Bercermin dari kehidupan Sang Ustadz, saya pun merasa mendapat pencerahan. Ya, saya tak perlu menjadi Ustadz, tapi saya bisa dan harus menyerukan kebenaran, memberi saran pada orang yang membutuhkan, dan menginspirasi banyak orang tanpa saya harus menjadi sempurna. Terlepas dari dosa apa yang pernah saya lakukan, masa lalu seperti apa yang saya miliki, dan berapa banyak orang yang merasa terdzalimi hingga kini, bukan berarti saya lantas harus berhenti dan terus menerus menyesali diri. Tak ada manusia yang sempurna, semua orang bisa berdosa, semua orang tetap bisa melakukan kekhilafan meski dia orang bijak sekalipun. Seandainya masih ada orang yang merasa terdzalimi atau sakit hati karena saya, maka saya hanya bisa berharap semoga Tuhan membukakan pintu hati mereka untuk setitik maaf. Dan saya doakan pula semoga kehidupan mereka selalui dikaruniai kebaikan, kemudahan, dan kebahagiaan. Amin.

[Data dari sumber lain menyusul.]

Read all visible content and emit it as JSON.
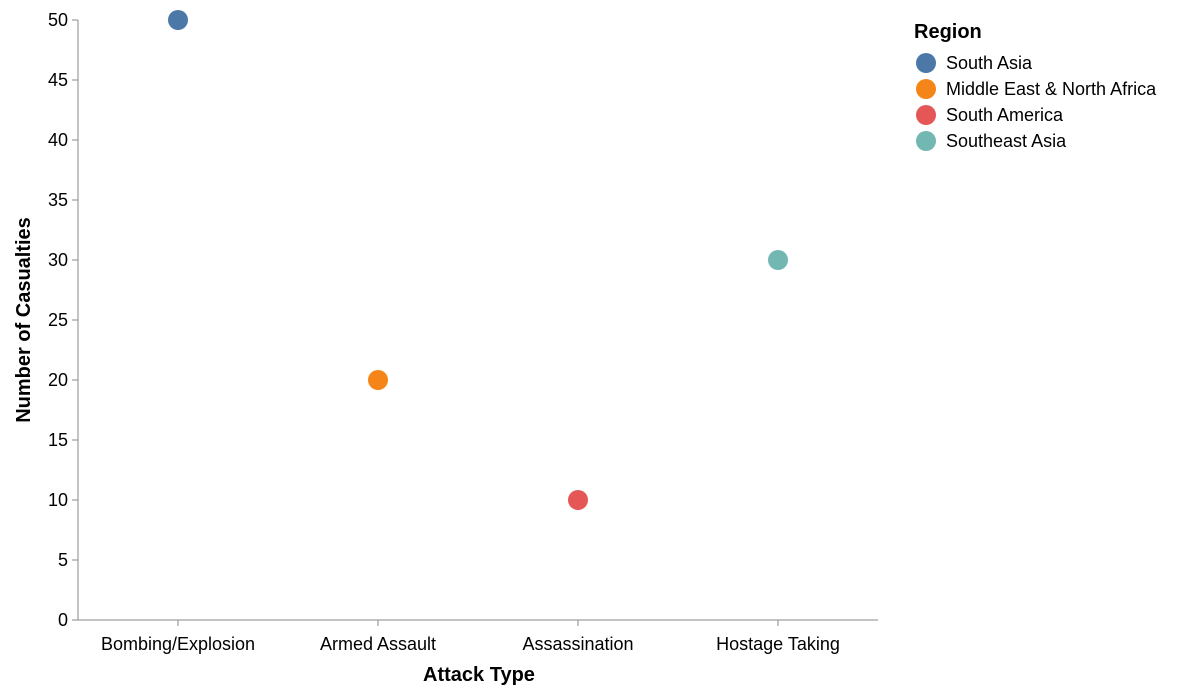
{
  "chart_data": {
    "type": "scatter",
    "xlabel": "Attack Type",
    "ylabel": "Number of Casualties",
    "categories": [
      "Bombing/Explosion",
      "Armed Assault",
      "Assassination",
      "Hostage Taking"
    ],
    "ylim": [
      0,
      50
    ],
    "yticks": [
      0,
      5,
      10,
      15,
      20,
      25,
      30,
      35,
      40,
      45,
      50
    ],
    "grid": false,
    "legend": {
      "title": "Region",
      "position": "top-right"
    },
    "series": [
      {
        "name": "South Asia",
        "color": "#4c78a8",
        "points": [
          {
            "x": "Bombing/Explosion",
            "y": 50
          }
        ]
      },
      {
        "name": "Middle East & North Africa",
        "color": "#f58518",
        "points": [
          {
            "x": "Armed Assault",
            "y": 20
          }
        ]
      },
      {
        "name": "South America",
        "color": "#e45756",
        "points": [
          {
            "x": "Assassination",
            "y": 10
          }
        ]
      },
      {
        "name": "Southeast Asia",
        "color": "#72b7b2",
        "points": [
          {
            "x": "Hostage Taking",
            "y": 30
          }
        ]
      }
    ]
  }
}
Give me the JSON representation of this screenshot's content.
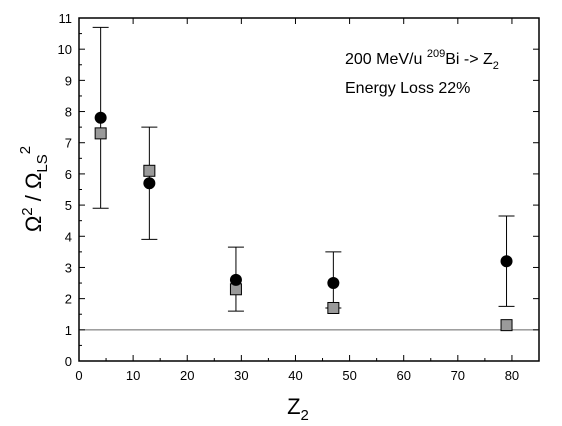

Sementara itu, tanpa harus menjadi sosok yang sempurna, saya tak boleh berhenti menyerukan kebenaran, yang pada intinya adalah menyeru pada diri sendiri agar terus memperbaiki diri dan memberi sebanyak-banyak manfaat bagi orang lain. Semoga Tuhan memberikan bimbingan dan ridho-Nya.